После сегодняшней ночи я понял ясно, что играть в любовь так, как мы играли с Варей, безнаказанно нельзя. Не сегодня-завтра придется поставить va-banque, и игра примет дурной оборот и для проигравшего, и для выигравшего. Когда я, проснувшись сегодня утром, подвел итоги всему происшедшему за ночь, я ни на минуту не мог сомневаться, что, несмотря на всю мою теперешнюю любовь к Варе, в будущем я непременно охладею к ней в той же, большей или меньшей степени, в какой охладевал к прежним предметам моих увлечений. И я решился ни за что не допустить, чтоб невинная игра, которую затеял со мной этот ребенок, кончилась для него пагубным падением в колодезь, куда он хотел только посмотреть.
Я не пошел в сад, а вернулся в свою спальню и встал у окна, чтоб следить, как Варя пойдет по двору домой с другого конца усадьбы.

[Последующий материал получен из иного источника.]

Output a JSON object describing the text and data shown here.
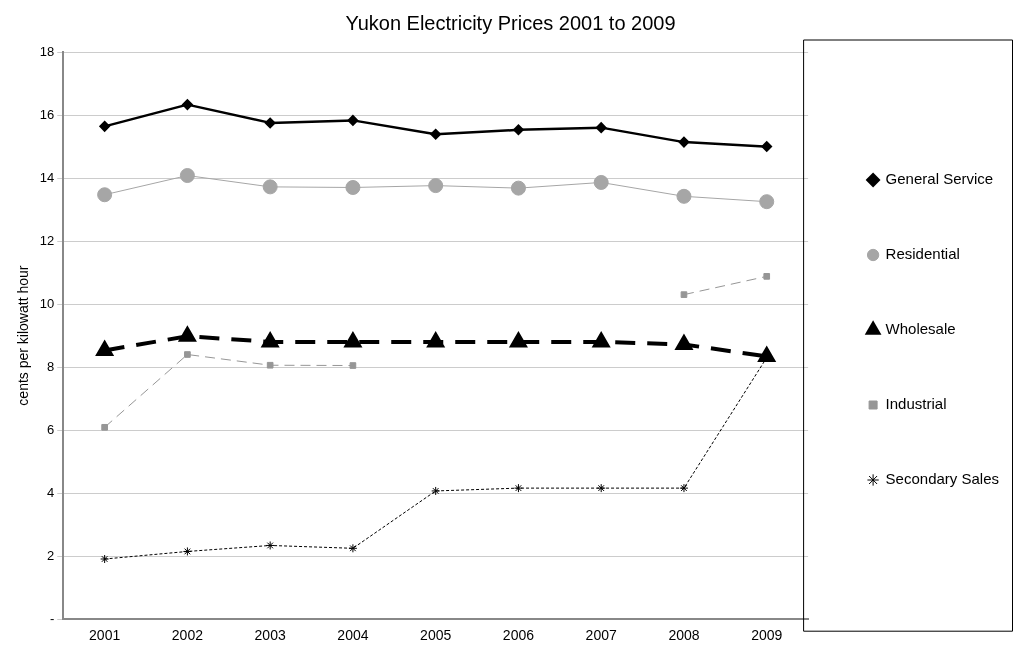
{
  "chart_data": {
    "type": "line",
    "title": "Yukon Electricity Prices 2001 to 2009",
    "ylabel": "cents per kilowatt hour",
    "categories": [
      "2001",
      "2002",
      "2003",
      "2004",
      "2005",
      "2006",
      "2007",
      "2008",
      "2009"
    ],
    "series": [
      {
        "name": "General Service",
        "color": "#000000",
        "marker": "diamond",
        "line_style": "solid",
        "values": [
          15.64,
          16.33,
          15.75,
          15.83,
          15.39,
          15.53,
          15.6,
          15.14,
          15.0
        ]
      },
      {
        "name": "Residential",
        "color": "#a6a6a6",
        "marker": "circle",
        "line_style": "solid",
        "values": [
          13.47,
          14.08,
          13.72,
          13.7,
          13.76,
          13.68,
          13.86,
          13.42,
          13.25
        ]
      },
      {
        "name": "Wholesale",
        "color": "#000000",
        "marker": "triangle",
        "line_style": "dashed",
        "values": [
          8.53,
          8.98,
          8.8,
          8.8,
          8.8,
          8.8,
          8.8,
          8.72,
          8.34
        ]
      },
      {
        "name": "Industrial",
        "color": "#969696",
        "marker": "square",
        "line_style": "dashed",
        "values": [
          6.09,
          8.4,
          8.06,
          8.05,
          null,
          null,
          null,
          10.3,
          10.88
        ]
      },
      {
        "name": "Secondary Sales",
        "color": "#000000",
        "marker": "cross",
        "line_style": "dotted",
        "values": [
          1.91,
          2.15,
          2.34,
          2.25,
          4.07,
          4.16,
          4.16,
          4.16,
          8.3
        ]
      }
    ],
    "ylim": [
      0,
      18
    ],
    "yticks": [
      {
        "value": 0,
        "label": "-"
      },
      2,
      4,
      6,
      8,
      10,
      12,
      14,
      16,
      18
    ],
    "grid": "y",
    "legend": "right"
  }
}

Мне пришлось поджидать ее не долго. Она тоже заметила меня в окне, улыбнулась, кивнула головой по направлению к саду и пошла к садовой калитке. Боже, как она опять показалась мне хороша в эту минуту, под яркими лучами утреннего солнца, на мягкой зелени луга. Я готов был забыть свою решимость уехать, мое скверное настроение как-то вдруг рассеялось, и я чуть не опрометью бросился опять чрез все комнаты и коридор на террасу и в сад.

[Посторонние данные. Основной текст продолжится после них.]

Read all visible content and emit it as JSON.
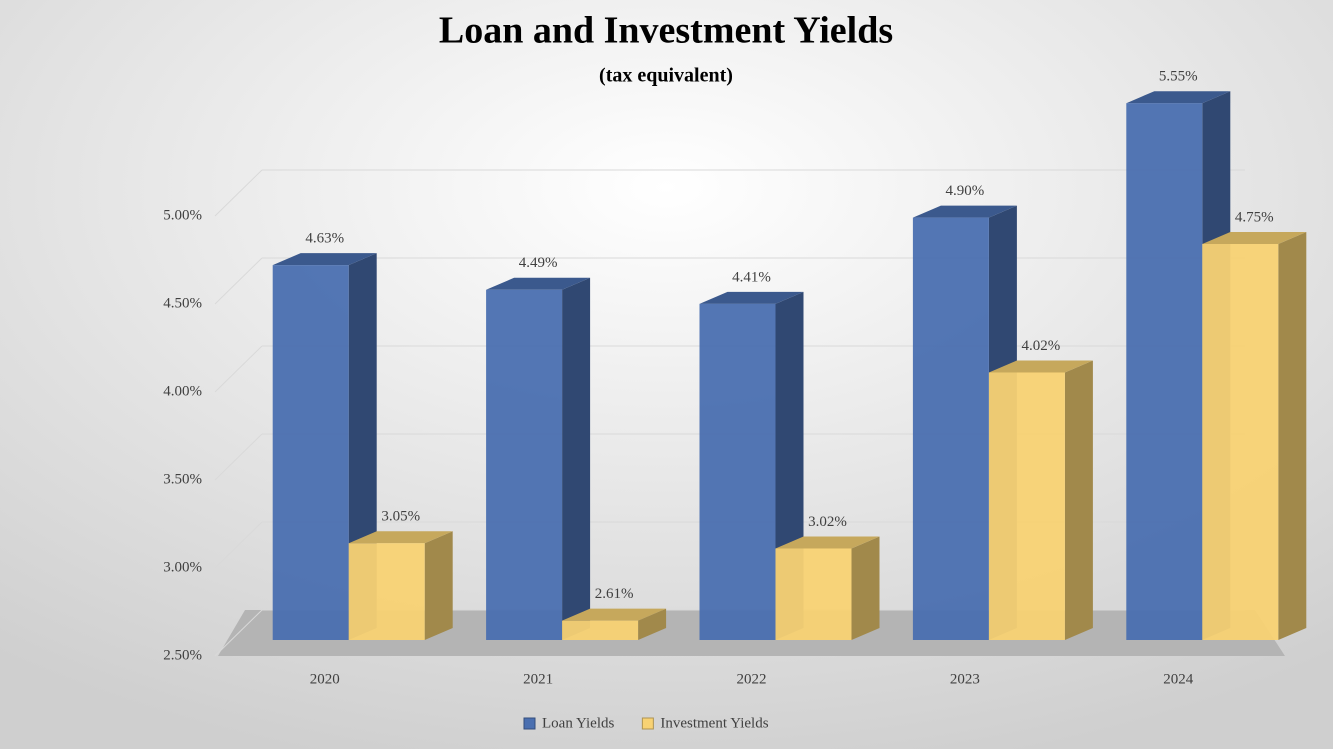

Но я на минуту остановился у библиотеки, собрался с духом, дал себе слово быть твердым и пошел навстречу Варе, как идут на экзамен, как идут в суд, как идут в битву. Это было для меня совсем новое сильное ощущение, и я хотел довести его до конца, испытать вполне, выпить до дна кубок добровольного насилия над самим собой.